There are plenty of fancy words in law that actually have very basic definitions. Estate planning law is no different, with plenty of legal terms that can often be hard to unpack and understand. One such term that gets thrown around a great deal in the field of estate planning is “executor.” Who is an executor? What is their role? The following information may help you understand more about an executor and their role in your estate planning.

What is an executor?

The person creating a Will, known as the testator, will name someone that will be responsible for administering the provisions of the will in compliance with the law known as the executor. Basically, an executor oversees making sure that debts are paid and remaining assets are distributed per the testator’s wishes. Depending on the characteristics of your estate, some of the executor’s jobs may include:

  •      Communicating the testator’s wishes to family and other beneficiaries;
  •      Distribution of assets per the testator’s wishes;
  •      Communicating with beneficiaries to keep them updated on the process of administering the estate;
  •      Selling of property per the testator’s wishes or, possibly, court order;
  •      Paying creditors and other entities to settle debts with money from the estate;
  •      Ensuring compliance with provisions of the estate; and
  •      Finalizing the administration of the state in compliance with the law.

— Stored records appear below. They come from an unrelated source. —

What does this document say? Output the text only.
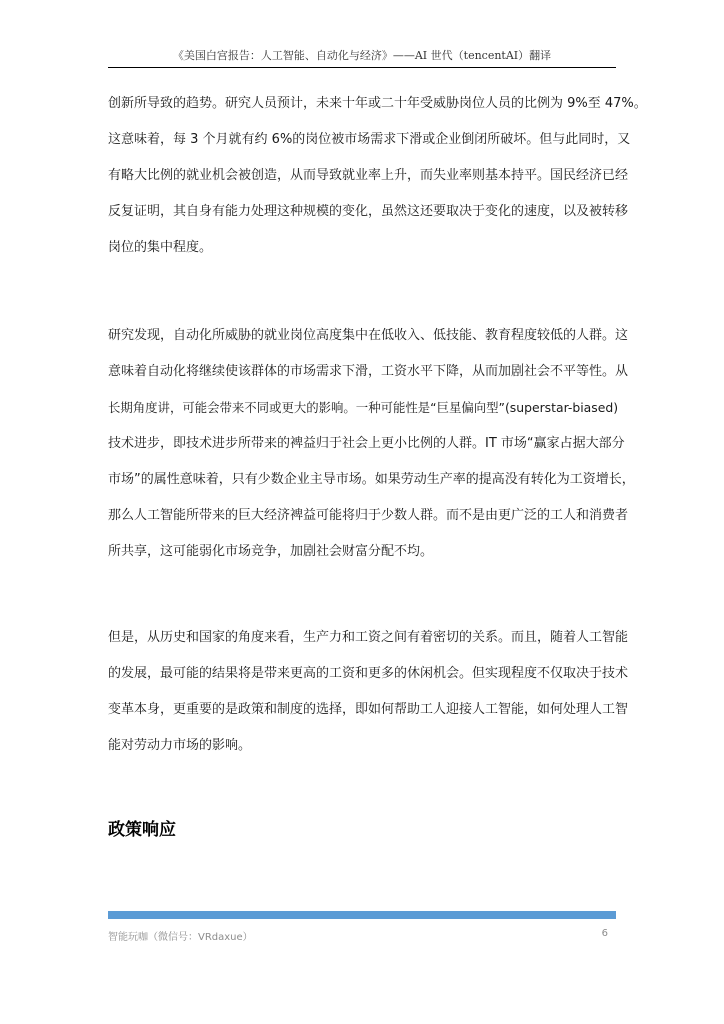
《美国白宫报告：人工智能、自动化与经济》——AI 世代（tencentAI）翻译
创新所导致的趋势。研究人员预计，未来十年或二十年受威胁岗位人员的比例为 9%至 47%。
这意味着，每 3 个月就有约 6%的岗位被市场需求下滑或企业倒闭所破坏。但与此同时，又
有略大比例的就业机会被创造，从而导致就业率上升，而失业率则基本持平。国民经济已经
反复证明，其自身有能力处理这种规模的变化，虽然这还要取决于变化的速度，以及被转移
岗位的集中程度。
研究发现，自动化所威胁的就业岗位高度集中在低收入、低技能、教育程度较低的人群。这
意味着自动化将继续使该群体的市场需求下滑，工资水平下降，从而加剧社会不平等性。从
长期角度讲，可能会带来不同或更大的影响。一种可能性是“巨星偏向型”(superstar-biased)
技术进步，即技术进步所带来的裨益归于社会上更小比例的人群。IT 市场“赢家占据大部分
市场”的属性意味着，只有少数企业主导市场。如果劳动生产率的提高没有转化为工资增长，
那么人工智能所带来的巨大经济裨益可能将归于少数人群。而不是由更广泛的工人和消费者
所共享，这可能弱化市场竞争，加剧社会财富分配不均。
但是，从历史和国家的角度来看，生产力和工资之间有着密切的关系。而且，随着人工智能
的发展，最可能的结果将是带来更高的工资和更多的休闲机会。但实现程度不仅取决于技术
变革本身，更重要的是政策和制度的选择，即如何帮助工人迎接人工智能，如何处理人工智
能对劳动力市场的影响。
政策响应
智能玩咖（微信号：VRdaxue）	6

An executor doesn’t start managing your estate until after you pass away. It is important to select an individual or organization that you trust and to make sure that all documentation is accurate, complete, up-to-date, and complies with the law. Your estate planning attorney can review your estate plan with you and help you make any necessary updates or modifications.

Who is eligible to be an executor?

While the role of the executor may seem relatively simple, the process can be complex and time-consuming. You want to select an individual that you are confident can perform the necessary tasks in line with your wishes. In New York, as in most states, anyone can be an executor as long they are at least 18 years of age and of sound mind to be able to carry out their duties.

Also, individuals with felony convictions are not allowed to serve as executors. New York Surrogate’s Court Procedural Act §707 denies a person the ability to serve as executor if that person has issues with “substance abuse, dishonesty, improvidence, a want of understanding,” or has other qualities that may make them unfit to serve as an executor. There is also a chance that an individual that cannot read and write fluently in English could be barred from serving as an executor depending on the circumstances of the individual case.

The rules about who can and cannot serve as an executor allow for a broad range of people to serve in the role. One important thing to consider is if the person you have named as executor will be around to do so. It’s generally not advisable to select your best friend because they are likely close to your age, and it is difficult to determine if they will be able to fulfill their duties when the time comes either because of incapacity or potentially their own death.

Many individuals choose an entity, like a bank, to serve as their executor. These types of entities are usually impartial and likely to retain existence for many years to come. You should also keep in mind that executor fees are established by statute, so make sure to factor in executor fees when designing your estate plan.